The challenge here is to write a very fast and correct implementation of a tertiary random forest.

To get started you can fork a branch from our open questions repository at Github. Github folder specific to this competition is algoques.  

Motivation :
A majority of data science applications also emphasize speed of computation along with accuracy. There is anecdotal evidence of the fact that non linear decision tree methods have performed well in a variety of data science applications. The challenge of using it in the domain of HFT will be, among others, implementing it efficiently. On most events, there are some "knee-jerk" reactions where the response function is largely simple and computing the short term effect of the event is easy. Then there are more complex responses. To model them we need more sophisticated perhaps non-linear models that take more time. Using a sophisticated model for an elementary prediction would leave it vulnerable to be too slow at the task. This problem is very prevalent in the domain of finance. In finance, one encounters relationships that hold in even very small durations, like in ten seconds after an event has occurred. Then there are relationships that seem to not hold consistently over small durations but show up more often when one looks at longer periods like months and years.

Input:
You can download a collection of data files each of which is a data set of indicator values which have been snapped at regular intervals. The structure of the data file is further explained in README.txt. We have written a wrapper file, process_data.cpp, that reads the data and calls the function OnInputChange on the TertiaryRandomForest class. The two arguments of the function are the index of the input variable that has changed, and the new value. For instance if indicator 5 has changed and the new value of the indicator is -1, process_data.cpp will call OnInputChange ( 5, -1 ) on the TertiaryRandomForest.

Output:
To measure correctness, at every 'samplingrate' number of function calls, the predicted value is printed. We will try to compare our benchmark solution to yours, and as long as every prediction differs by not more than 1%, we will consider the values to be correct. We allow a margin of error to account for any floating point errors in computation as well as allow any optimizations that might be possible with approximate computations. In this domain a very small difference in predicted price should not affect the outcome. If that margin of error allows one to reduce latency the benefit is often more than the cost. You can download some sample outputs as well. 

Deliverables:
1) Code : Submit an implementation of TertiaryRandomForest class in tertiary_random_forest.hpp . process_data.cpp demonstrates one of the ways in which TertiaryRandomForest can be used, submitted implementation should be generic so that one can use it as an API. Use of SubscribeOutputChange is not demonstrated in process_data.cpp but it should be implemented so that subcribers should recieve all the output changes from TertiaryRandomForest. 
2) Documentation : It should cover -
    i)    overview of logic used to implement the forest  
    ii)   any critical design decisions 
    iii)  any testing to check the correctness of logic.


FAQ:
Q: When is the deadline for submission ?
A: It is a continuously running competition and the best solutions will be rewarded on a rolling basis.

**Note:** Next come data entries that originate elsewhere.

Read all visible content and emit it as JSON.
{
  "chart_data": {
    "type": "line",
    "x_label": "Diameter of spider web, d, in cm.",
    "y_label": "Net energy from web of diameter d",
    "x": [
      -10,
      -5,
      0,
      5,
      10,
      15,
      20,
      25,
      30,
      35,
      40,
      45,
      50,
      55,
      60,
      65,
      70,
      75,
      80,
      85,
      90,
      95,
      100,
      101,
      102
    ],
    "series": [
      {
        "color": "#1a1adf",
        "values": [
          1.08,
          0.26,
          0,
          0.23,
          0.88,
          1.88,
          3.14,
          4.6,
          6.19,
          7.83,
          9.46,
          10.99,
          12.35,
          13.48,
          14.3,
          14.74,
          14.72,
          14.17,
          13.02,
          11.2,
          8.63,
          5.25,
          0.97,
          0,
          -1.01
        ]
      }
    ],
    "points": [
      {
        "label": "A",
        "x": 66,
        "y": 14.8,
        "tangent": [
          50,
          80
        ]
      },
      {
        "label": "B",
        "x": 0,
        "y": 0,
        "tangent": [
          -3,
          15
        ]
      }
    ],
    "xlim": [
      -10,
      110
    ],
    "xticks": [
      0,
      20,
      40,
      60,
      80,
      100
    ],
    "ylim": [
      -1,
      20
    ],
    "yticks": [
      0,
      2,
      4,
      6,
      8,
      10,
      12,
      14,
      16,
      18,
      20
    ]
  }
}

Q: What does each file present in the Github folder "algoques" mean ?
A: Please look at the README.txt.

Q: How do I get sample data to run process_data on ?
A: This is an extensive collection of data files to test on.

Q: Would you be providing examples of the forest info file ?
A: The file sample_random_forest.txt is a valid example. For further testing we request you to refer to the file RANDOM_FOREST_DESCRIPTION.txt to be able to create more test cases. The file Sample_Random_Forest_Spec.pdf will provide you a graphical representation of a sample random forest.

Q: Would you be providing an output file to check output with ?
A: Yes. You can download sample outputs. Look at README.txt for details.

Q: Would I be a good fit in the company if I do well in this competition ?
A: I am sure a person who excels in this competition will be a great fit in the company. That is a part of our motivation.